Response: We agree with the reviewer’s comment that knockdown or knockout of FATP2 would indeed help to define whether the absence of FATP2 affects the uptake of GS-1 and would strengthen this finding described herein using the small molecular inhibitor Grassofermata. However, the experiments utilizing the FATP2 inhibitor used here (Grassofermata) have demonstrated a significant effect and it is reasonable to conclude that FATP2 does indeed likely regulate GS-1 uptake.  Furthermore, the short time frame given for revisions would not accommodate the time required to robustly optimize and perform these knockdown or knockout experiments.

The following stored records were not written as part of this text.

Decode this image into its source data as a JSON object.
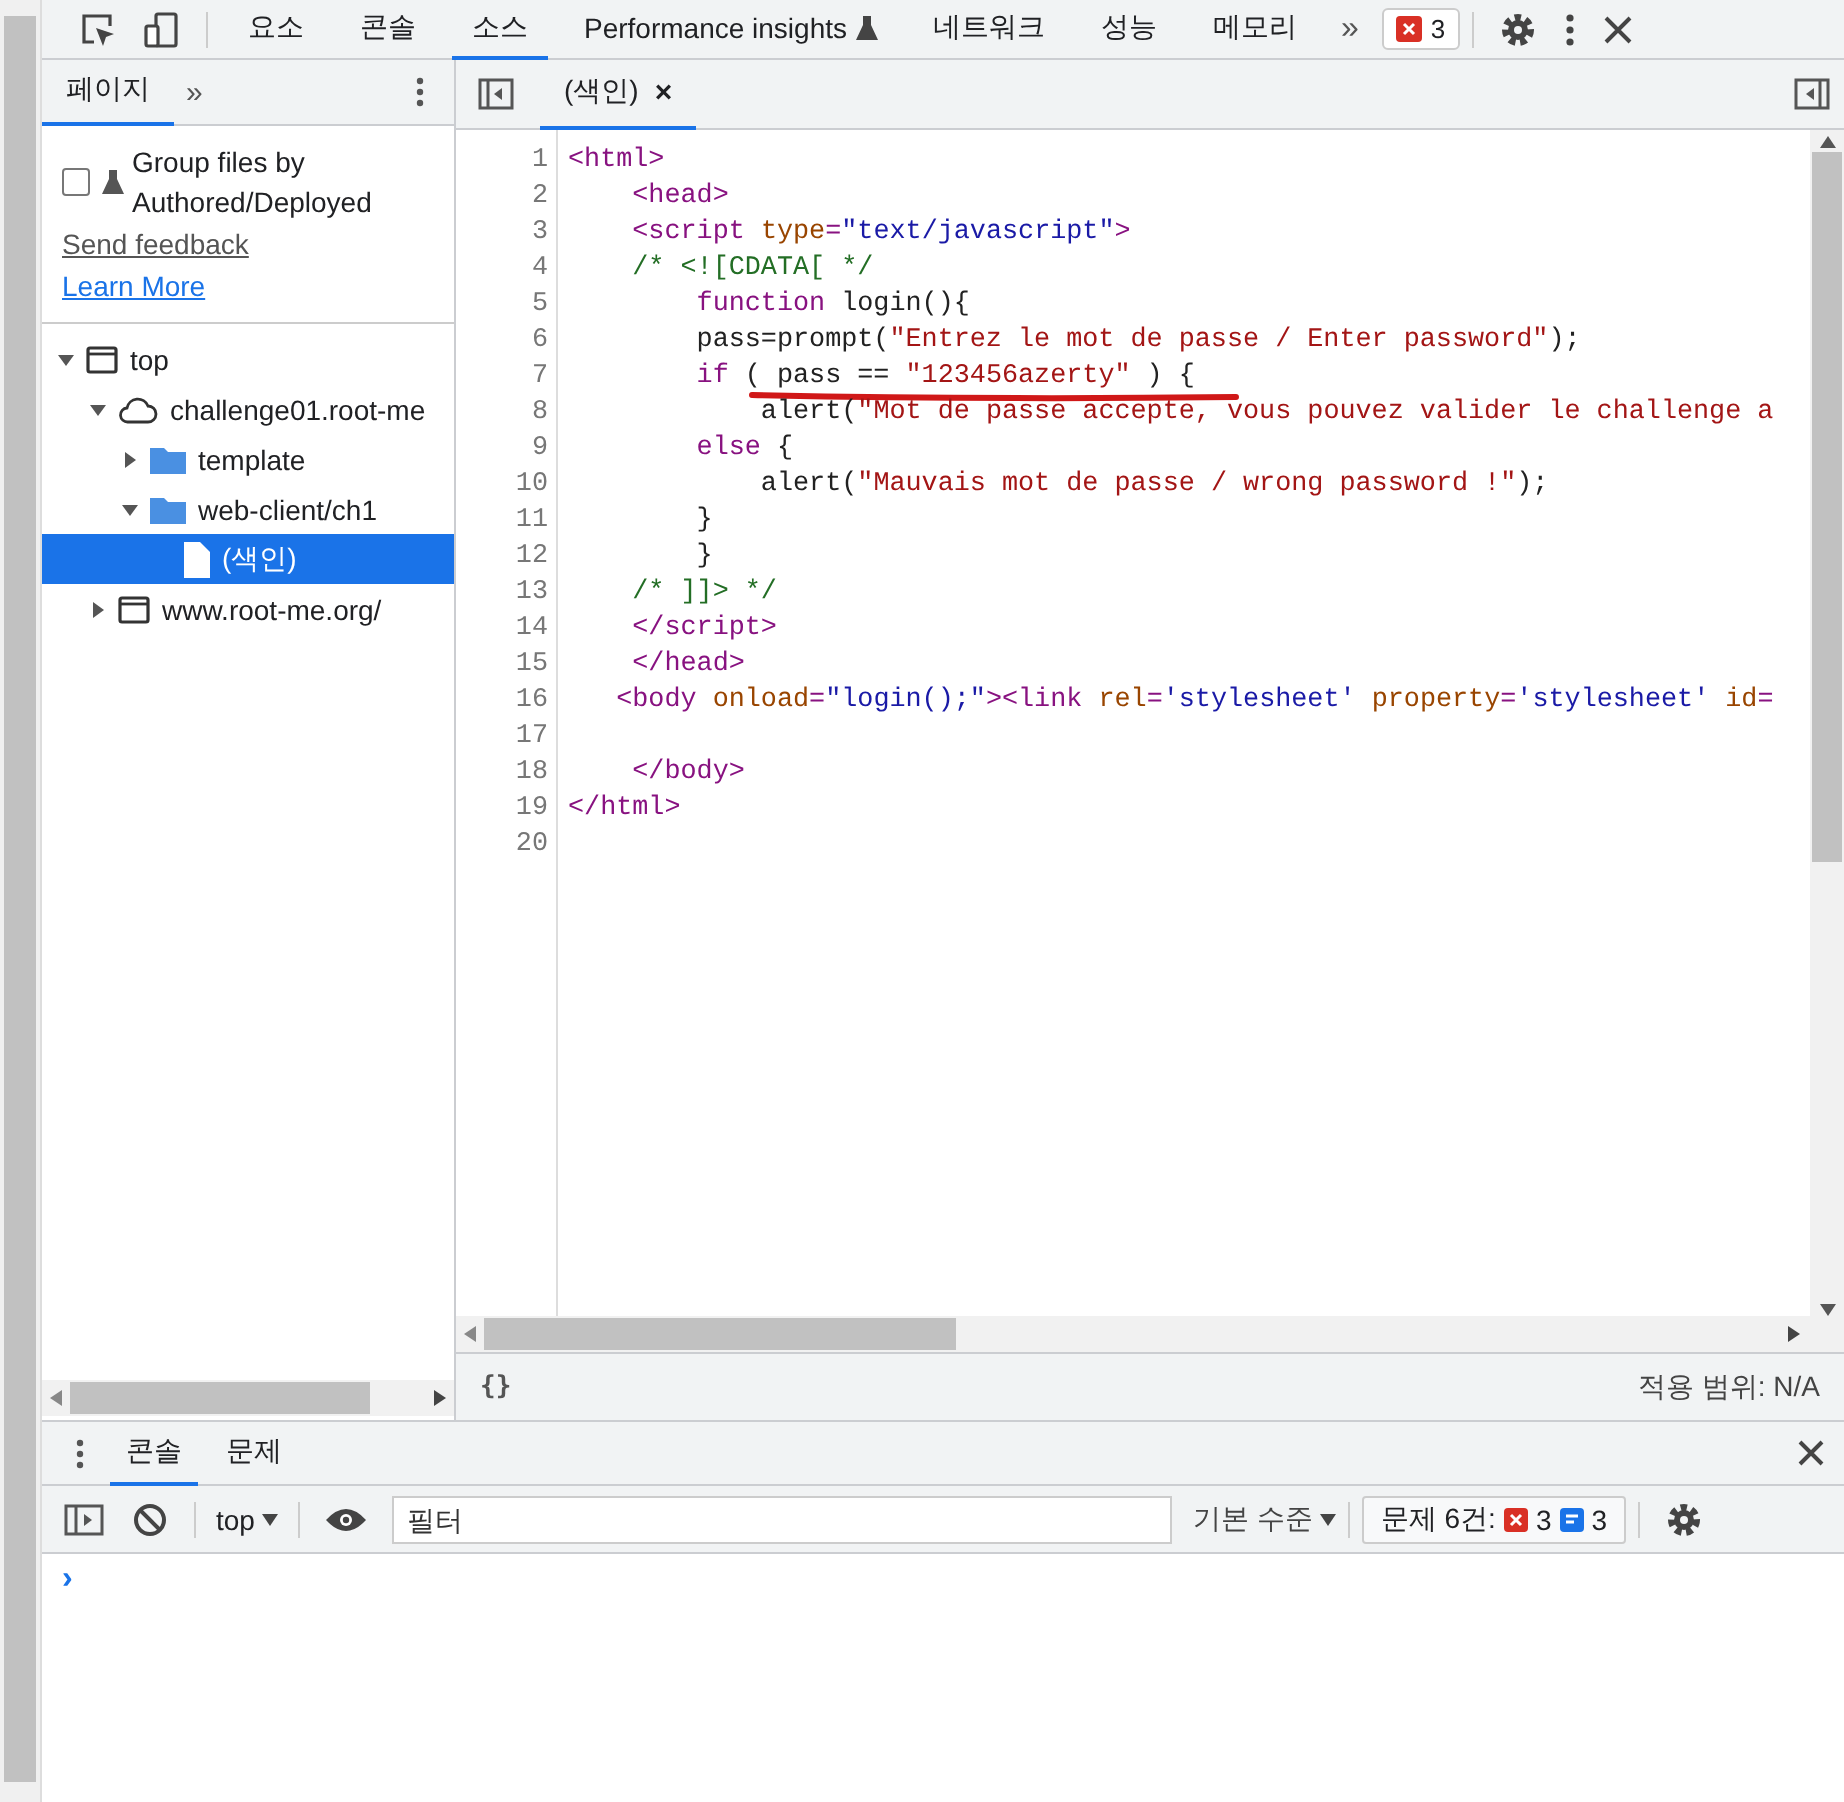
{
  "toolbar": {
    "tabs": [
      {
        "label": "요소",
        "selected": false
      },
      {
        "label": "콘솔",
        "selected": false
      },
      {
        "label": "소스",
        "selected": true
      },
      {
        "label": "Performance insights",
        "selected": false,
        "experimental": true
      },
      {
        "label": "네트워크",
        "selected": false
      },
      {
        "label": "성능",
        "selected": false
      },
      {
        "label": "메모리",
        "selected": false
      }
    ],
    "overflow": "»",
    "error_count": "3"
  },
  "navigator": {
    "tabs": [
      {
        "label": "페이지",
        "selected": true
      }
    ],
    "overflow": "»",
    "group_files": {
      "label": "Group files by Authored/Deployed",
      "checked": false
    },
    "links": [
      {
        "label": "Send feedback",
        "kind": "feedback"
      },
      {
        "label": "Learn More",
        "kind": "learn"
      }
    ],
    "tree": [
      {
        "label": "top",
        "kind": "frame",
        "expanded": true,
        "selected": false,
        "children": [
          {
            "label": "challenge01.root-me",
            "kind": "domain",
            "expanded": true,
            "selected": false,
            "children": [
              {
                "label": "template",
                "kind": "folder",
                "expanded": false,
                "selected": false
              },
              {
                "label": "web-client/ch1",
                "kind": "folder",
                "expanded": true,
                "selected": false,
                "children": [
                  {
                    "label": "(색인)",
                    "kind": "file",
                    "selected": true
                  }
                ]
              }
            ]
          },
          {
            "label": "www.root-me.org/",
            "kind": "frame",
            "expanded": false,
            "selected": false
          }
        ]
      }
    ]
  },
  "editor": {
    "tabs": [
      {
        "label": "(색인)",
        "selected": true,
        "close": "×"
      }
    ],
    "lines": [
      {
        "number": "1",
        "tokens": [
          {
            "kind": "tag",
            "text": "<html>"
          }
        ]
      },
      {
        "number": "2",
        "tokens": [
          {
            "kind": "tag",
            "text": "    <head>"
          }
        ]
      },
      {
        "number": "3",
        "tokens": [
          {
            "kind": "tag",
            "text": "    <script "
          },
          {
            "kind": "attr",
            "text": "type"
          },
          {
            "kind": "tag",
            "text": "="
          },
          {
            "kind": "value",
            "text": "\"text/javascript\""
          },
          {
            "kind": "tag",
            "text": ">"
          }
        ]
      },
      {
        "number": "4",
        "tokens": [
          {
            "kind": "comment",
            "text": "    /* <![CDATA[ */"
          }
        ]
      },
      {
        "number": "5",
        "tokens": [
          {
            "kind": "keyword",
            "text": "        function"
          },
          {
            "kind": "plain",
            "text": " login(){"
          }
        ]
      },
      {
        "number": "6",
        "tokens": [
          {
            "kind": "plain",
            "text": "        pass=prompt("
          },
          {
            "kind": "string",
            "text": "\"Entrez le mot de passe / Enter password\""
          },
          {
            "kind": "plain",
            "text": ");"
          }
        ]
      },
      {
        "number": "7",
        "tokens": [
          {
            "kind": "keyword",
            "text": "        if"
          },
          {
            "kind": "plain",
            "text": " ( pass == "
          },
          {
            "kind": "string",
            "text": "\"123456azerty\""
          },
          {
            "kind": "plain",
            "text": " ) {"
          }
        ],
        "underlined": true
      },
      {
        "number": "8",
        "tokens": [
          {
            "kind": "plain",
            "text": "            alert("
          },
          {
            "kind": "string",
            "text": "\"Mot de passe accepte, vous pouvez valider le challenge a"
          }
        ]
      },
      {
        "number": "9",
        "tokens": [
          {
            "kind": "keyword",
            "text": "        else"
          },
          {
            "kind": "plain",
            "text": " {"
          }
        ]
      },
      {
        "number": "10",
        "tokens": [
          {
            "kind": "plain",
            "text": "            alert("
          },
          {
            "kind": "string",
            "text": "\"Mauvais mot de passe / wrong password !\""
          },
          {
            "kind": "plain",
            "text": ");"
          }
        ]
      },
      {
        "number": "11",
        "tokens": [
          {
            "kind": "plain",
            "text": "        }"
          }
        ]
      },
      {
        "number": "12",
        "tokens": [
          {
            "kind": "plain",
            "text": "        }"
          }
        ]
      },
      {
        "number": "13",
        "tokens": [
          {
            "kind": "comment",
            "text": "    /* ]]> */"
          }
        ]
      },
      {
        "number": "14",
        "tokens": [
          {
            "kind": "tag",
            "text": "    </script>"
          }
        ]
      },
      {
        "number": "15",
        "tokens": [
          {
            "kind": "tag",
            "text": "    </head>"
          }
        ]
      },
      {
        "number": "16",
        "tokens": [
          {
            "kind": "tag",
            "text": "   <body "
          },
          {
            "kind": "attr",
            "text": "onload"
          },
          {
            "kind": "tag",
            "text": "="
          },
          {
            "kind": "value",
            "text": "\"login();\""
          },
          {
            "kind": "tag",
            "text": "><link "
          },
          {
            "kind": "attr",
            "text": "rel"
          },
          {
            "kind": "tag",
            "text": "="
          },
          {
            "kind": "value",
            "text": "'stylesheet'"
          },
          {
            "kind": "attr",
            "text": " property"
          },
          {
            "kind": "tag",
            "text": "="
          },
          {
            "kind": "value",
            "text": "'stylesheet'"
          },
          {
            "kind": "attr",
            "text": " id"
          },
          {
            "kind": "tag",
            "text": "="
          }
        ]
      },
      {
        "number": "17"
      },
      {
        "number": "18",
        "tokens": [
          {
            "kind": "tag",
            "text": "    </body>"
          }
        ]
      },
      {
        "number": "19",
        "tokens": [
          {
            "kind": "tag",
            "text": "</html>"
          }
        ]
      },
      {
        "number": "20"
      }
    ],
    "status": {
      "format": "{}",
      "coverage": "적용 범위: N/A"
    }
  },
  "drawer": {
    "tabs": [
      {
        "label": "콘솔",
        "selected": true
      },
      {
        "label": "문제",
        "selected": false
      }
    ],
    "context": "top",
    "filter_placeholder": "필터",
    "levels": "기본 수준",
    "issues": {
      "label": "문제 6건:",
      "errors": "3",
      "messages": "3"
    },
    "prompt": "›"
  }
}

However, in accordance with the reviewer’s comment we have softened our conclusions around FATP2 involvement in GS-1 uptake; the following changes have been made to the manuscript:

Results:

• The title for section 2.6 has been modified to ‘FATP2 likely plays a role in GS-1 uptake’. (Page 9, line 218)
• The title for Figure 5 has been changed to ‘Figure 5. GS-1 likely enters cells via FATP2.’ (Page 10, line 254)

Discussion:

• ‘In addition to establishing that undecylenic acid localizes to lipid droplets, this study has also shown for the first time that undecylenic acid may utilize FATP2 to enter cells.’ (Page 15, lines 398-399)

Comment 7: Figure 6, author should also knockdown DGAT1/2 here, to see whether in the absence of FATP2 affect cytotoxicity of GS-1.

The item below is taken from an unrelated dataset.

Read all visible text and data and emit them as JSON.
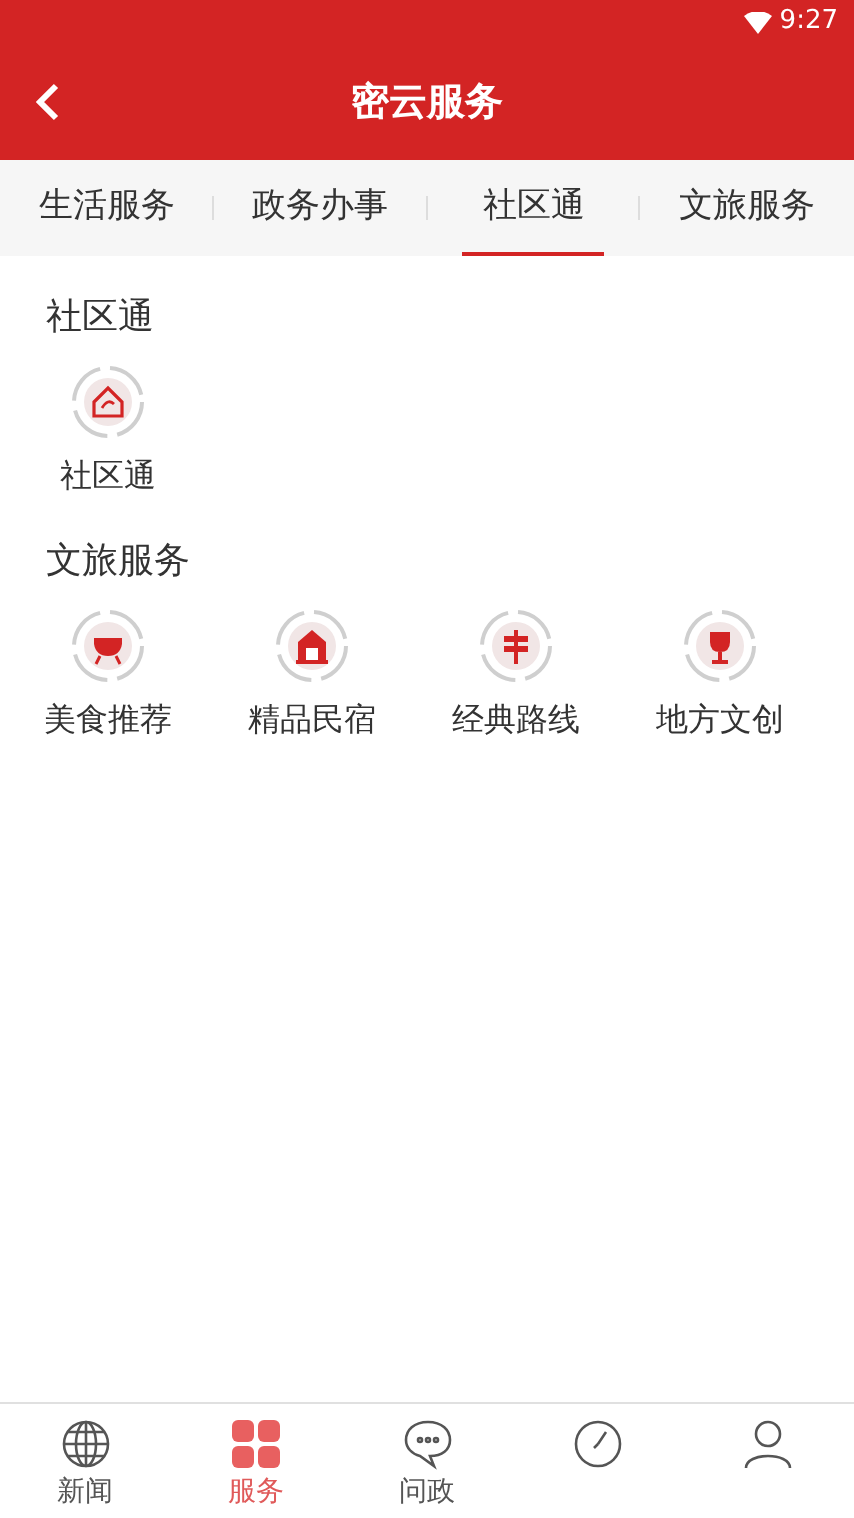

Response: We agree with the reviewer’s comment that experiments with small molecular inhibitors of DGAT1 and DGAT2 are not definitive in determining the role of lipid droplets in GS-1 toxicity, and that knockdown of DGAT1/2 would help to determine their roles in GS-1 localization and cytotoxicity. However, experiments utilizing the DGAT inhibitors, including the appropriate controls, demonstrate a considerable effect to conclude that the absence of DGAT1/2 activity does not appear to affect GS-1 cytotoxicity. Furthermore, the short time frame given for revisions would not accommodate the time required to robustly optimize and perform these knockdown or knockout experiments. However, in accordance with the reviewers comments we have softened our conclusions and the following changes have been made to the manuscript:

Results:

• The title for section 2.7 has been modified to ‘Blocking lipid droplet formation may not affect GS-1 toxicity’. (Page 11, line 263)
• The following statement has been amended to: ‘Therefore, these data together suggest that lipid droplet biogenesis and undecylenic acid sequestration to lipid droplets may not play a protective role in GS-1-induced cell death.’ (Page 11, lines 279-281)

Round 2

Reviewer 2 Report

The authors addressed my concerns properly, I do not have further question.